I’m not sure what happened. When I was a kid, haunted houses were held in our youth center and entailed an assortment of parents dressed in half-hearted vampire costumes, cackling apathetically. Now they’re scary. Like really scary. I’m sure many of you have seen the now infamous 45 Best Pictures of Scared Bros at a Haunted House.

This set of pictures was taken at Nightmare’s Fear Factory in Niagra Falls where they brag that over 100,000 people have chickened out midway through the experience. Nightmare’s is the oldest haunted house in North America and sits atop a coffin factory. The factory’s owner, Abraham Mortimer, was allegedly crushed by his own craft when, in the process of chasing off some young hooligans, a number of his coffins came tumbling down. Whether or not the story or the ghosts are real, they are certainly convincing enough to cause some commotion. Nightmare’s Fear Factory has been mentioned on Regis and Kelly, The Tonight Show and Good Morning America and is drawing in thousands of thrill-seekers from all over.

But if you are in the mood for some serious terror and you don’t feel like leaving Manhattan, there appears to be something for you. Gothamist.com made its own list of scariest haunted houses in the city and right at the top (where it appears on many lists) is the Blackout Haunted House. Gothamist suggests that this haunted house may be too sexual and even a little rape-fantasy-esque, but whatever the case may be, it’s got people interested. The website has little information on it, but does lay down a few rules. All patrons must go through alone, they say, and must do everything that they are asked to do. Before entering, everyone is required to sign a contract saying that they have read and agreed to the rules and that they are willing to be, essentially, messed with. Participants sit alone in a room with a security camera and the rest is a secret and mysterious history.

Image courtesy of Blackout Haunted House in NYC.

Another haunted attraction that has appeared on almost all of the Halloween lists for the past 10 years is The Bates Motel in Glen Mills, PA. Breakthru Radio talked to Randy Bates, owner of the haunted house and hayride, to ask him a few questions about his establishment and the greater haunted house business.

Image courtesy of Bates Motel and Haunted Hayride.

“Out in the dark woods,” Randy told us, “all of the scenes are larger than life.” Visitors ride through acres of farm land, to encounter one scare after another – from a dilapidated insane asylum to Randy’s favorite, a constructed 200 ft. mine shaft that gives thrill-seekers the experience of traveling way underground, where they feel trapped and terrified.

With over 75 well trained actors, and more than 25 scenes, The Bates Motel is quite the show. But for Randy, it’s more than just a haunted house. In 1983, he moved back to his family’s farm where he began the hayride.

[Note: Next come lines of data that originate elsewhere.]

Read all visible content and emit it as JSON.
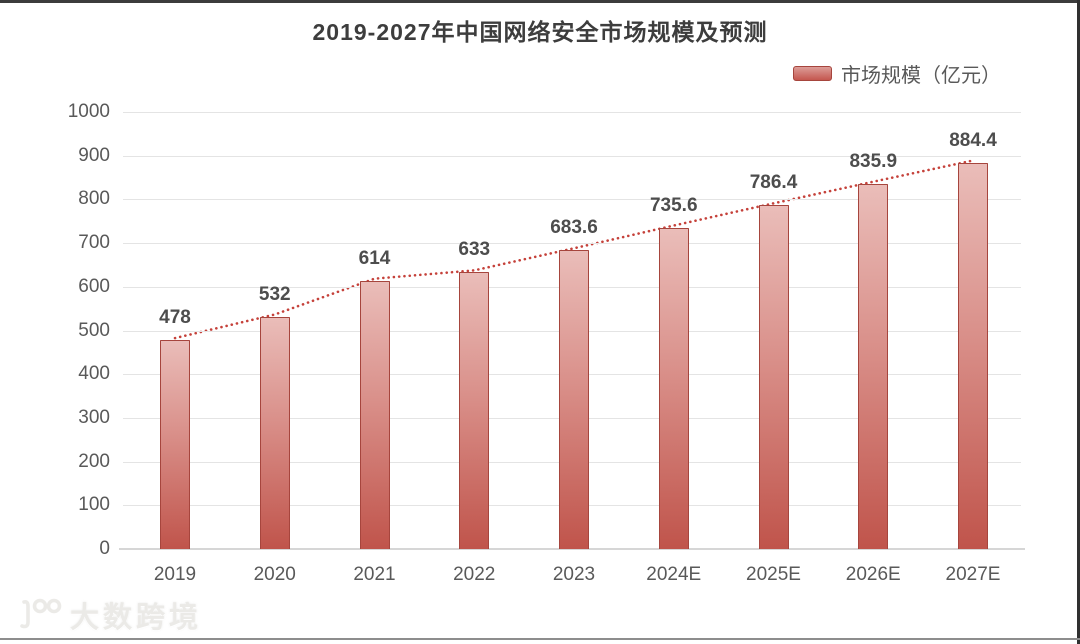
{
  "chart": {
    "title": "2019-2027年中国网络安全市场规模及预测",
    "legend": "市场规模（亿元）"
  },
  "watermark": {
    "text": "大数跨境"
  },
  "chart_data": {
    "type": "bar",
    "title": "2019-2027年中国网络安全市场规模及预测",
    "legend": [
      "市场规模（亿元）"
    ],
    "legend_position": "top-right",
    "categories": [
      "2019",
      "2020",
      "2021",
      "2022",
      "2023",
      "2024E",
      "2025E",
      "2026E",
      "2027E"
    ],
    "values": [
      478,
      532,
      614,
      633,
      683.6,
      735.6,
      786.4,
      835.9,
      884.4
    ],
    "value_labels": [
      "478",
      "532",
      "614",
      "633",
      "683.6",
      "735.6",
      "786.4",
      "835.9",
      "884.4"
    ],
    "xlabel": "",
    "ylabel": "",
    "ylim": [
      0,
      1000
    ],
    "y_ticks": [
      0,
      100,
      200,
      300,
      400,
      500,
      600,
      700,
      800,
      900,
      1000
    ],
    "grid": true,
    "annotations": "dotted red trend line running across the bar tops",
    "colors": {
      "bar_gradient_top": "#eabdb9",
      "bar_gradient_bottom": "#c0544b",
      "bar_border": "#a6453d",
      "trend_line": "#c5413a",
      "title_text": "#3d3d3d",
      "axis_text": "#595959",
      "value_text": "#4d4d4d",
      "gridline": "#e4e4e4"
    }
  }
}
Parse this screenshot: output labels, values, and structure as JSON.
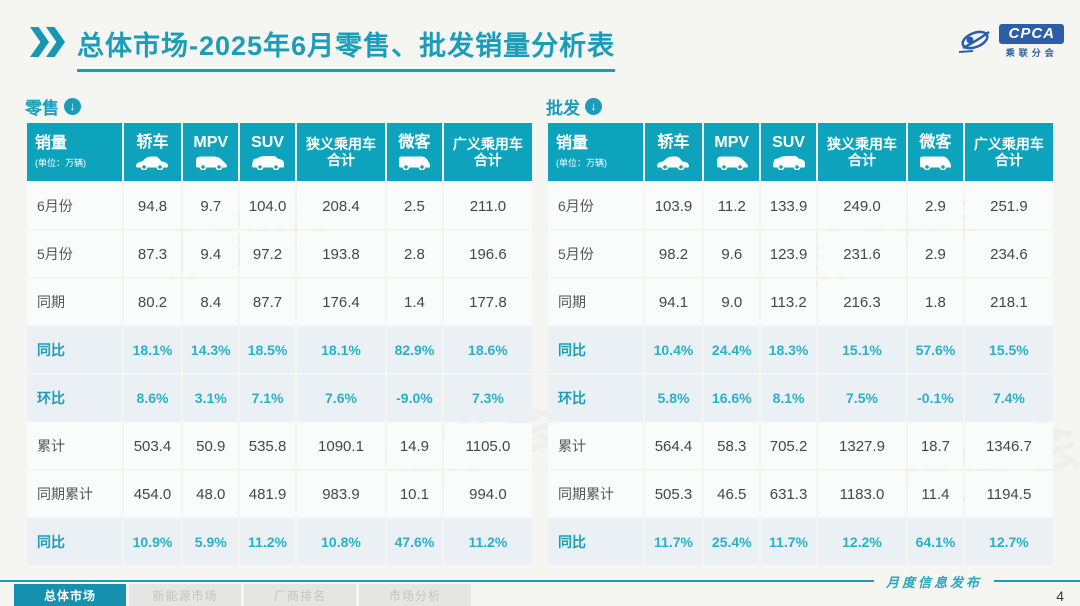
{
  "page": {
    "title_prefix": "总体市场",
    "title_rest": "-2025年6月零售、批发销量分析表",
    "footer_note": "月度信息发布",
    "page_number": "4"
  },
  "logo": {
    "badge": "CPCA",
    "subtext": "乘联分会"
  },
  "footer_tabs": [
    {
      "label": "总体市场",
      "active": true
    },
    {
      "label": "新能源市场",
      "active": false
    },
    {
      "label": "厂商排名",
      "active": false
    },
    {
      "label": "市场分析",
      "active": false
    }
  ],
  "colors": {
    "accent_teal": "#1a9db9",
    "header_bg": "#0ea3bd",
    "highlight_text": "#29b1ca",
    "highlight_row_bg": "#eaf0f4",
    "logo_blue": "#2b5ea7"
  },
  "tables": [
    {
      "section_label": "零售",
      "arrow_icon": "circle-down-arrow-icon",
      "header": {
        "first": "销量",
        "unit": "(单位：万辆)",
        "cols": [
          {
            "label": "轿车",
            "icon": "sedan-car-icon"
          },
          {
            "label": "MPV",
            "icon": "mpv-car-icon"
          },
          {
            "label": "SUV",
            "icon": "suv-car-icon"
          },
          {
            "label": "狭义乘用车",
            "label2": "合计"
          },
          {
            "label": "微客",
            "icon": "van-car-icon"
          },
          {
            "label": "广义乘用车",
            "label2": "合计"
          }
        ]
      },
      "rows": [
        {
          "label": "6月份",
          "highlight": false,
          "values": [
            "94.8",
            "9.7",
            "104.0",
            "208.4",
            "2.5",
            "211.0"
          ]
        },
        {
          "label": "5月份",
          "highlight": false,
          "values": [
            "87.3",
            "9.4",
            "97.2",
            "193.8",
            "2.8",
            "196.6"
          ]
        },
        {
          "label": "同期",
          "highlight": false,
          "values": [
            "80.2",
            "8.4",
            "87.7",
            "176.4",
            "1.4",
            "177.8"
          ]
        },
        {
          "label": "同比",
          "highlight": true,
          "values": [
            "18.1%",
            "14.3%",
            "18.5%",
            "18.1%",
            "82.9%",
            "18.6%"
          ]
        },
        {
          "label": "环比",
          "highlight": true,
          "values": [
            "8.6%",
            "3.1%",
            "7.1%",
            "7.6%",
            "-9.0%",
            "7.3%"
          ]
        },
        {
          "label": "累计",
          "highlight": false,
          "values": [
            "503.4",
            "50.9",
            "535.8",
            "1090.1",
            "14.9",
            "1105.0"
          ]
        },
        {
          "label": "同期累计",
          "highlight": false,
          "values": [
            "454.0",
            "48.0",
            "481.9",
            "983.9",
            "10.1",
            "994.0"
          ]
        },
        {
          "label": "同比",
          "highlight": true,
          "values": [
            "10.9%",
            "5.9%",
            "11.2%",
            "10.8%",
            "47.6%",
            "11.2%"
          ]
        }
      ]
    },
    {
      "section_label": "批发",
      "arrow_icon": "circle-down-arrow-icon",
      "header": {
        "first": "销量",
        "unit": "(单位：万辆)",
        "cols": [
          {
            "label": "轿车",
            "icon": "sedan-car-icon"
          },
          {
            "label": "MPV",
            "icon": "mpv-car-icon"
          },
          {
            "label": "SUV",
            "icon": "suv-car-icon"
          },
          {
            "label": "狭义乘用车",
            "label2": "合计"
          },
          {
            "label": "微客",
            "icon": "van-car-icon"
          },
          {
            "label": "广义乘用车",
            "label2": "合计"
          }
        ]
      },
      "rows": [
        {
          "label": "6月份",
          "highlight": false,
          "values": [
            "103.9",
            "11.2",
            "133.9",
            "249.0",
            "2.9",
            "251.9"
          ]
        },
        {
          "label": "5月份",
          "highlight": false,
          "values": [
            "98.2",
            "9.6",
            "123.9",
            "231.6",
            "2.9",
            "234.6"
          ]
        },
        {
          "label": "同期",
          "highlight": false,
          "values": [
            "94.1",
            "9.0",
            "113.2",
            "216.3",
            "1.8",
            "218.1"
          ]
        },
        {
          "label": "同比",
          "highlight": true,
          "values": [
            "10.4%",
            "24.4%",
            "18.3%",
            "15.1%",
            "57.6%",
            "15.5%"
          ]
        },
        {
          "label": "环比",
          "highlight": true,
          "values": [
            "5.8%",
            "16.6%",
            "8.1%",
            "7.5%",
            "-0.1%",
            "7.4%"
          ]
        },
        {
          "label": "累计",
          "highlight": false,
          "values": [
            "564.4",
            "58.3",
            "705.2",
            "1327.9",
            "18.7",
            "1346.7"
          ]
        },
        {
          "label": "同期累计",
          "highlight": false,
          "values": [
            "505.3",
            "46.5",
            "631.3",
            "1183.0",
            "11.4",
            "1194.5"
          ]
        },
        {
          "label": "同比",
          "highlight": true,
          "values": [
            "11.7%",
            "25.4%",
            "11.7%",
            "12.2%",
            "64.1%",
            "12.7%"
          ]
        }
      ]
    }
  ]
}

“It’s truly a family business,” says Randy. “My wife and I started it and now the whole family works for me…even my four-year-old grandson is scaring people.” There has clearly been a lot of love put in to The Bates Motel – from the detailed woodwork to the dedicated staff.

But with a family business that is extraordinarily reliant on about a two week period of time, one could imagine that there would be a lot of pressure for Randy and his family to make those two weeks count.
“It’s extremely stressful,” Randy said, “especially now as the storm is coming through. This is a big weekend for us.”

And so I would advise everyone to not let the rain deter them. Not only would jumping on the hayride help support a dedicated family business, but it would also be well worth getting a little wet for anyone who likes Halloween horror. “If you want to get scared,” Randy tells us, “come to The Bates Motel.”